I've hauled Ned and Alex out for a Sunday afternoon. The streets of Manhattan are yellow, empty and hot. I steer the guys toward the shade, figuring this is the kind of street-smarts a good dad imparts. "Shade, guys. Hug the shade. Water's in Alex's backpack." Ned's wobbly. Alex walks and walks and then breaks into bobs and weaves. I wish he wouldn't do that. I'm sure he wishes he was home with his iPad.
"Michael's?" Alex says. This is the crafts store nearby -- and despite autism he sure as hell knows it's nearby -- where they sell the plastic animals he always and always seems to want. "Yes, Alex, we'll go to Michael's as soon as we go to the sporting goods store to buy Ned his baseball glove." Ned doesn't have a baseball glove. I had one by his age.
"Michael's?"
"Yes, Alex. We can go to Michael's now." Michael's is across the yellow hot street. It's 94 degrees. Is this the kind of future summer for the kids I brought into the world?
In Michael's Alex yanks my arm toward the aisle of plastic animals. Thing is, he got a plastic bear yesterday. Tomorrow, while Ned is at baseball, the plan calls for me and Alex to hit clothing stores to find the right cut of narrow pants and shorts that Jill insists -- and I agree -- he needs to look anywhere near, God, let's face it, normal.

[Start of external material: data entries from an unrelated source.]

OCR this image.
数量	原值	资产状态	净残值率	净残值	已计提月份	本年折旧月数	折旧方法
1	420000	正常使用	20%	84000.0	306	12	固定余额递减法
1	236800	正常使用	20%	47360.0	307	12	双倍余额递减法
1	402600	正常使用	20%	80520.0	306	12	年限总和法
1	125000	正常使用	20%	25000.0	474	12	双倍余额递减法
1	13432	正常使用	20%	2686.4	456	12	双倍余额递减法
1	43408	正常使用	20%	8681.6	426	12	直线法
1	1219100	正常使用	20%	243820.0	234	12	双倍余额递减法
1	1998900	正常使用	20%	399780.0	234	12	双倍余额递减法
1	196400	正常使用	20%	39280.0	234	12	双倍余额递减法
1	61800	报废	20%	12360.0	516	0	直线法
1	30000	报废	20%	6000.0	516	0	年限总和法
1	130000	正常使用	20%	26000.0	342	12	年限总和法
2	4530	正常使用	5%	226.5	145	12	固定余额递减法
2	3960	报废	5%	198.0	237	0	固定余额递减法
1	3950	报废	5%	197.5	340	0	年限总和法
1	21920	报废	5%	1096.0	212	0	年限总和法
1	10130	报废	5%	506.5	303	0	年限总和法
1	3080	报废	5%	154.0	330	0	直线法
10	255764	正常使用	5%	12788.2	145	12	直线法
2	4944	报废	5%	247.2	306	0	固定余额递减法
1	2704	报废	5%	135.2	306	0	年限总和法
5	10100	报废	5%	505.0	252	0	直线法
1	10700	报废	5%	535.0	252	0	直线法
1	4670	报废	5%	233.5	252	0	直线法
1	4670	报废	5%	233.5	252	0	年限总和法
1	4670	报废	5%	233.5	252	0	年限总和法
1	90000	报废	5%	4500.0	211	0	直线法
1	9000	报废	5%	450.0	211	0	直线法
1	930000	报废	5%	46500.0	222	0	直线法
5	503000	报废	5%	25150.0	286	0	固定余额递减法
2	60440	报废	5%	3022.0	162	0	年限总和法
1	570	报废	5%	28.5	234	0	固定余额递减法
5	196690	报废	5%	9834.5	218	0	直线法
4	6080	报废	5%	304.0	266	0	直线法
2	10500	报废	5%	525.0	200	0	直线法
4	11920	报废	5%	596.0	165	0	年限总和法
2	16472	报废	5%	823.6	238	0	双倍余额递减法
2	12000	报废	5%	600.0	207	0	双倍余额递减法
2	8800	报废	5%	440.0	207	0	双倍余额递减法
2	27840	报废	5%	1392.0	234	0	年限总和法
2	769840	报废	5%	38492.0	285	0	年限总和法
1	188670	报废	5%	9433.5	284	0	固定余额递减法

I think yet another plastic animal in our house would be a good reward for good behavior during clothes shopping, and tell him so.
"Fireman?" Alex says, holding up a $4 plastic fireman. I thought they just had animals.
"No, Alex. Tomorrow. If you're good while we're clothes shopping."
"Tomorrow..." Alex says. Does repeating words means he's moving ahead? We bob around this retail environment for a while: Alex fiddles with the idea of making me buy a wooden letter; Ned finds a wooden cruxifix and thinks you drive into the vampire's heart to kill him. I explain that no, you hold it up and keep the vampire away. I tried to show Ned "The Night Stalker" once. Ned didn't seem interested. "Alex, let's go!"
"Dad," says Ned, "how about some clam chowder?" He's referring to the pot of stuff at the next-door Whole Foods. I'm ashamed to admit it as a born New-Englander, but what they call chowder at this next-door retail environment isn't totally repugnant. "Okay, Ned." So we go next door into the air conditioning and scoop out chowder. They even have a place to sit down to eat it. "Ned, go find us a seat while I pay."
He does. I find him. Four chairs, three of us. In a normal life, that would be enough. "Nooooo!" says Alex. "Nooooo!" I don't know if it's the heat or the backpack or that he will eat nothing we eat, but he will not sit down. Ned has his little cup of chowder -- I've taught him to like the stuff -- and I have my big bowl and neither matters to Alex. I tell him to sit down and he bites his own arm.
"Alex, sit down! I want to eat my lunch!" Doesn't everyone want to eat their lunch? Isn't everyone entitled to eat their lunch? "Nooooo!" He bites. He squats on the floor. I feel and yet don't feel the stares of the people at the table behind us. "Alex, I just want to eat my lunch!"
Alex doesn't do lunch. Haven't I learned the simpliest lesson yet? I haul him outside. He squats on the sidewalk and when I order him to stand up he does and then squats down on the sidewalk again almost immediately. Ned appears. "Alex," Ned says, "what do you want? Do you want the iPad? The iPad isn't here. If you want the iPad we have to go home. You have to go home if you want the iPad."
I'm not sure I can reach Alex anymore. I'll know Alex 30 years if I'm lucky (at times I feel like I'll know him 40 years if I'm not). Ned may know him for 70 years, if the love and caring doesn't evaporate some afternoon on the floor of a place like Whole Foods. You have to go home if you want the iPad. That is the voice of a parent.